Design, Setting, And Participants: Whole-genome or exome sequencing was performed on samples obtained at disease presentation from 71 patients with AML (mean age, 50.8 years) treated with standard induction chemotherapy at a single site starting in March 2002, with follow-up through January 2015. In addition, deep digital sequencing was performed on paired diagnosis and remission samples from 50 patients (including 32 with intermediate-risk AML), approximately 30 days after successful induction therapy. Twenty-five of the 50 were from the cohort of 71 patients, and 25 were new, additional cases.
Exposures: Whole-genome or exome sequencing and targeted deep sequencing. Risk of identification based on genetic data.
Main Outcomes And Measures: Mutation patterns (including clearance of leukemia-associated variants after chemotherapy) and their association with event-free survival and overall survival.

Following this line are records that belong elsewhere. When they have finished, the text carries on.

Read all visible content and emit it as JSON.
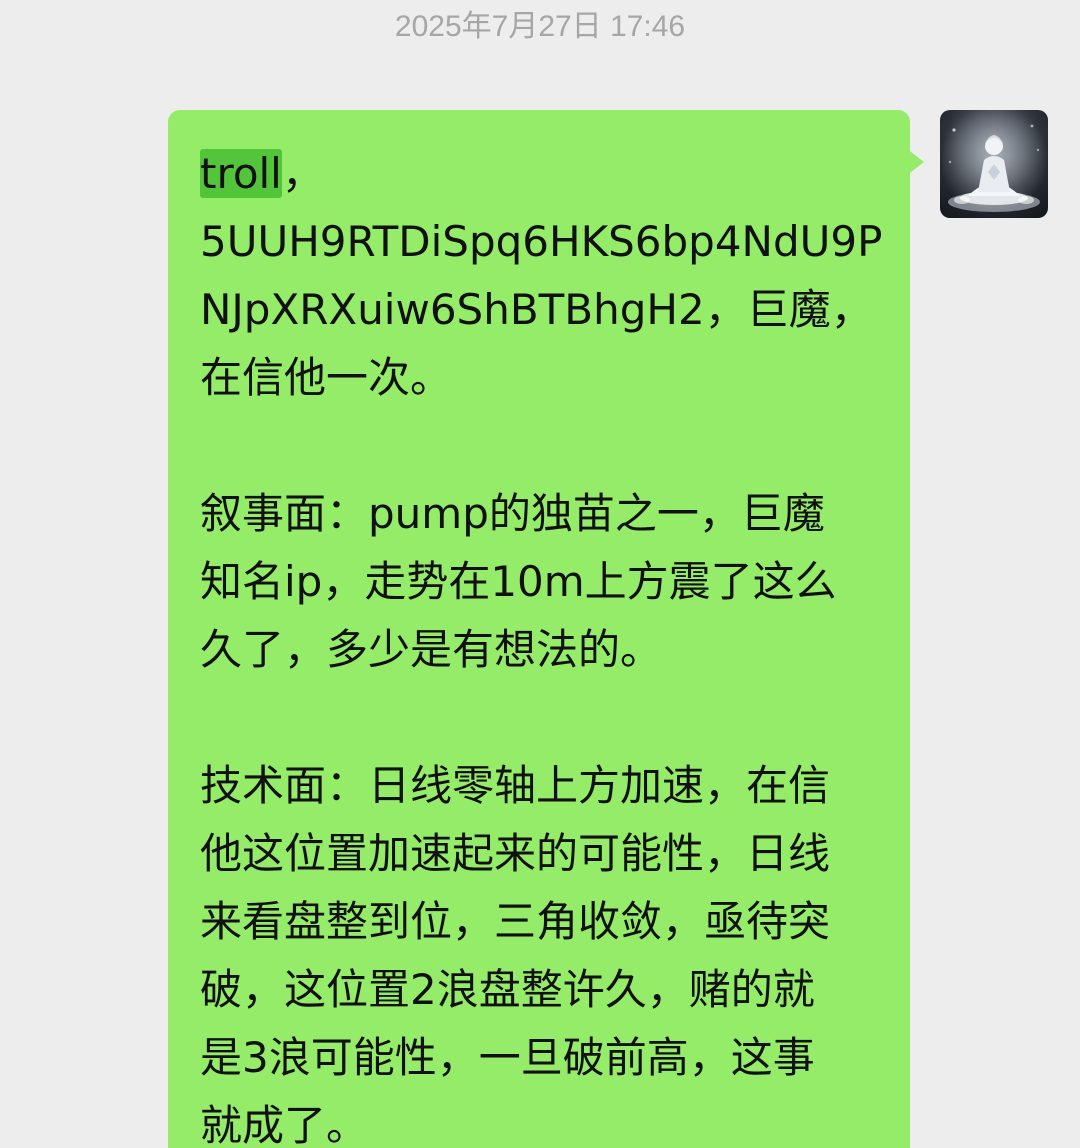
{
  "chat": {
    "timestamp": "2025年7月27日 17:46",
    "message": {
      "highlighted_word": "troll",
      "line1_rest": "，",
      "lines_part1": [
        "5UUH9RTDiSpq6HKS6bp4NdU9P",
        "NJpXRXuiw6ShBTBhgH2，巨魔，",
        "在信他一次。"
      ],
      "lines_part2": [
        "叙事面：pump的独苗之一，巨魔",
        "知名ip，走势在10m上方震了这么",
        "久了，多少是有想法的。"
      ],
      "lines_part3": [
        "技术面：日线零轴上方加速，在信",
        "他这位置加速起来的可能性，日线",
        "来看盘整到位，三角收敛，亟待突",
        "破，这位置2浪盘整许久，赌的就",
        "是3浪可能性，一旦破前高，这事",
        "就成了。"
      ]
    },
    "avatar": {
      "icon": "meditating-figure-avatar"
    }
  },
  "colors": {
    "background": "#ededed",
    "bubble": "#95ec69",
    "highlight": "#53c53b",
    "timestamp": "#a6a6a6",
    "text": "#111111"
  }
}
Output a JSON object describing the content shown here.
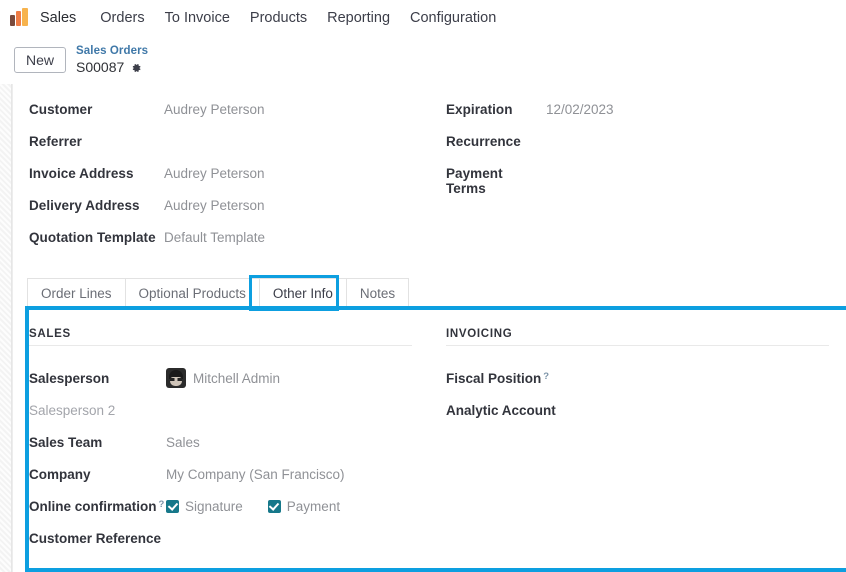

Results: Analysis of comprehensive genomic data from the 71 patients did not improve outcome assessment over current standard-of-care metrics. In an analysis of 50 patients with both presentation and documented remission samples, 24 (48%) had persistent leukemia-associated mutations in at least 5% of bone marrow cells at remission. The 24 with persistent mutations had significantly reduced event-free and overall survival vs the 26 who cleared all mutations. Patients with intermediate cytogenetic risk profiles had similar findings. [table: see text].
Conclusions And Relevance: The detection of persistent leukemia-associated mutations in at least 5% of bone marrow cells in day 30 remission samples was associated with a significantly increased risk of relapse, and reduced overall survival. These data suggest that this genomic approach may improve risk stratification for patients with AML.